Ensuite, pour répondre à ta question, les informations essentielles avaient très largement fuité au printemps, quant à la nouvelle étape stratégique et aux modalités d’application. Chacun est arrivé en sachant ce qui allait y être annoncé, et venait d’abord échanger son point de vue avec les autres membres de la communauté. Enfin, quand on participe directement à l’évènement, il est plus aisé d’en comprendre le sens.
Côté Partenaires et communauté donc, la plupart venaient chercher des confirmations, mais leur opinion était déjà faite, pour ou contre cette évolution. La colère suscitée par les annonces de l’an dernier a laissé place au fatalisme. Beaucoup étaient aussi venus pour contribuer à l’association OCA (Odoo Community Association) qui les rassemble et protégera leurs activités s’il en est besoin.
Côté Odoo-SA, le mode de communication était plus modeste et plus réaliste que l’an dernier, le produit n’évoluant que de « perfect and easy » à « super-perfect and super-easy ».
Pour ma part, j’ai d’abord été très surpris de ne pas être… surpris. Je venais découvrir la suite de l’histoire et découvrais que seul le premier chapitre est écrit et qu’il pose déjà de nombreuses questions non résolues. Je m’attendais au tourbillon des idées nouvelles, j’en repars avec l’idée, déjà ancienne, qu’il est bien difficile de prédire ce que sera Odoo l’année prochaine, tant la gouvernance de l’écosystème semble être passée en mode manuel et au pilotage à vue.
Philippe : Ces remous ne sont-ils pas de nature à mettre en question ce modèle de logiciel libre porté par une unique entreprise malgré les avantages qu’il procure en terme de moyens de développement ?
Dominique : Je pense au contraire que, s’il réussit dans ses projets actuels, Odoo va démontrer l’efficacité de sa stratégie open-source qui consiste à s’appuyer sur une communauté pour créer un logiciel à même de rivaliser avec les meilleurs logiciels propriétaires.
Sans cette communauté comportant des centaines de contributeurs, le logiciel ne serait pas aussi avancé et il n’aurait pas atteint le niveau de notoriété qui lui permet aujourd’hui d’espérer prendre pied sur ce marché complexe, concurrentiel et international.
Dans ta question, tu utilises les mots « logiciel libre », alors que les valeurs du projet Odoo n’ont jamais été celles du logiciel libre et Odoo s’est toujours situé dans la famille « open-source ». Les licences du logiciel libre ont été employées dans un souci d’efficacité. Les militants de la liberté du logiciel ont d’ailleurs créé leur propre projet depuis bien longtemps.

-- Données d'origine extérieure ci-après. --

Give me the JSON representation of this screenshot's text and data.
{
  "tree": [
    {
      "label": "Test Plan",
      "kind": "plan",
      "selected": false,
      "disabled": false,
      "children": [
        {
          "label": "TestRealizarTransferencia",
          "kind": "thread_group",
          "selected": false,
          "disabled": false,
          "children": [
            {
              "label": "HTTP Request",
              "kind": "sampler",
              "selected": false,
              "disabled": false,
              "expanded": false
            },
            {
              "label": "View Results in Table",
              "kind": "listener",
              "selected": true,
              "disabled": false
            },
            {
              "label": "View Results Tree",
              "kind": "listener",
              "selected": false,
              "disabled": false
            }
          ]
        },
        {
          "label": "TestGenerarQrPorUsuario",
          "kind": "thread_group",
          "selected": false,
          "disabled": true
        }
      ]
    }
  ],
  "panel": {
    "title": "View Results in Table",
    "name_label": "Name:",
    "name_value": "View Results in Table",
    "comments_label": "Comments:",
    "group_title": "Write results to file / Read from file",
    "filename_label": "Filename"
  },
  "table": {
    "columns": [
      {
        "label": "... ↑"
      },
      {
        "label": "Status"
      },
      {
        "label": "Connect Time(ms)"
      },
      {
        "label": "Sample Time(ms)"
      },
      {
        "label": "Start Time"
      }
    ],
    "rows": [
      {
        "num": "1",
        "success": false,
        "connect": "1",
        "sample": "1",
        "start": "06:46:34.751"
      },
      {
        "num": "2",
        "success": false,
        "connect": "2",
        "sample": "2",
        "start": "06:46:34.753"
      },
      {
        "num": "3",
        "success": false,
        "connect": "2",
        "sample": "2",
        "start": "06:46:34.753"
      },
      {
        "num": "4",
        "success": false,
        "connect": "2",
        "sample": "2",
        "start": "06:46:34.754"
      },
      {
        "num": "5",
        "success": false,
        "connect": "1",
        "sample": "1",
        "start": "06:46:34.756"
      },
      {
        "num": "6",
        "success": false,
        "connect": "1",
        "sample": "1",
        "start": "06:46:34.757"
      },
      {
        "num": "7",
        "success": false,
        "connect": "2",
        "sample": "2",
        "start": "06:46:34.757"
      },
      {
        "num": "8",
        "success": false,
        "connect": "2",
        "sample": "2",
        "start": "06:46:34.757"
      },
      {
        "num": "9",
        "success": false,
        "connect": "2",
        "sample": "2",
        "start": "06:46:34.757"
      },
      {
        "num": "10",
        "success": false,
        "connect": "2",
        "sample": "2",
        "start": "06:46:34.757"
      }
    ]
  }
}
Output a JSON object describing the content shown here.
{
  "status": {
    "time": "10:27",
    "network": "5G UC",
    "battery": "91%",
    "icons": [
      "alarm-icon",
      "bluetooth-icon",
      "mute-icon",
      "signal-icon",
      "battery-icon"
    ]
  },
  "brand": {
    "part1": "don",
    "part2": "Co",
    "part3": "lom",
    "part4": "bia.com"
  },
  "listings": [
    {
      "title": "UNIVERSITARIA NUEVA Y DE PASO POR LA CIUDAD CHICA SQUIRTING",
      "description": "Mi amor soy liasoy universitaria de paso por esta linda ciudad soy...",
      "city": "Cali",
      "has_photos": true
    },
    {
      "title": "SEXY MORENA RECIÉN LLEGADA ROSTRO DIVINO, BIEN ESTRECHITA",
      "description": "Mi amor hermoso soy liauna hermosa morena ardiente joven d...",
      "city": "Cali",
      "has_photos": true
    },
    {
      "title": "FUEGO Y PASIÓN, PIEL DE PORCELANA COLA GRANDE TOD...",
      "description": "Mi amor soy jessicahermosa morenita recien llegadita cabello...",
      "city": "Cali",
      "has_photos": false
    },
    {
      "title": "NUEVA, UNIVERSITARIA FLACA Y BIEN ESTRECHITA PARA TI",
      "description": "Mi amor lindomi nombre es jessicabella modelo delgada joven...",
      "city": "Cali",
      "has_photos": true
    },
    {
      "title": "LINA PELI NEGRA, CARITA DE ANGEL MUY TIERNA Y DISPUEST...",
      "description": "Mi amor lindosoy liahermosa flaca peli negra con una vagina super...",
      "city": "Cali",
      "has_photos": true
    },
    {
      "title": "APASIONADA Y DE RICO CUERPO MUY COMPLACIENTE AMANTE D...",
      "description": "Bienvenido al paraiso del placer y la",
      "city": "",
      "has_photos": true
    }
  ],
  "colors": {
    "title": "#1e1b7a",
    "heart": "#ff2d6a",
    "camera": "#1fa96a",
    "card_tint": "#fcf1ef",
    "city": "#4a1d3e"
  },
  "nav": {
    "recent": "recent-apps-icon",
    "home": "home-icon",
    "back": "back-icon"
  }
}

Merci, Dominique, pour le temps passé à répondre à mes questions 🙂 !
Pour celles et ceux qui voudraient allez plus loin dans la compréhension de ces événements, je vous renvoie à l’article de Dominique sur le site de Sisalp qui vous fait un historique complet sur la question avec moult liens.
« Les militants de la liberté du logiciel ont d’ailleurs créé leur propre projet depuis bien longtemps. »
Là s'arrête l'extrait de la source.